The Atomic Architecture

msh unifies ingestion, transformation, and deployment into a single atomic workflow. This architecture ensures that your data warehouse is always in a consistent, valid state.

The Pipeline

The following diagram illustrates the lifecycle of a single asset run, from source to production view.

Pipeline Flow Diagram

Key Components

1. The Engine (Ingest)

Powered by dlt, the engine extracts data from APIs or databases. It handles:

  • Schema Evolution: Automatically adapting to new columns.
  • Normalization: Unnesting JSON into relational tables.
  • Incremental Loading: Fetching only new data using cursors.

2. The Transformer

Powered by dbt, the transformer compiles your SQL logic.

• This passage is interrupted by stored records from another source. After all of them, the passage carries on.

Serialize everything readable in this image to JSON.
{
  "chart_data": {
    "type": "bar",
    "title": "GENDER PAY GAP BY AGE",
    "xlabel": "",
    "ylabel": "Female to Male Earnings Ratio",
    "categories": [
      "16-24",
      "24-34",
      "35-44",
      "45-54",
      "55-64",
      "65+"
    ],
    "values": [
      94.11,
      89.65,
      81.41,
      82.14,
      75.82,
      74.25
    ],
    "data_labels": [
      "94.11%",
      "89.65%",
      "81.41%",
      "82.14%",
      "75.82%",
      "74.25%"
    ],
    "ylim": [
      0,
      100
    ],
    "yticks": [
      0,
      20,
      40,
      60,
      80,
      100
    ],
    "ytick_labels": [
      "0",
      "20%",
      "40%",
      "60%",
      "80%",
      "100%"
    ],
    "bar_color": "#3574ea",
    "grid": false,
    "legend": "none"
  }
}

  • Isolation: It reads from the specific Raw Table _hash created by the engine, ensuring isolation from other concurrent runs.
  • Compilation: Jinja templates are resolved to pure SQL.

3. The Lifecycle Manager

The brain of msh. It orchestrates the Blue/Green Deployment:

  1. Create: A new "Green" table (Model Table _a1b2) is built.
  2. Test: Data quality tests run against this Green table.
  3. Swap: If tests pass, the Production View is atomically updated to point to the Green table.
  4. Cleanup: Old versions are retained for a configurable period for rollback, then dropped.

State Management

msh maintains a lightweight state in your destination warehouse (in the msh_state_history table). This "Remote State" allows msh to be stateless application-side, making it perfect for ephemeral runners like Kubernetes jobs or AWS Lambda.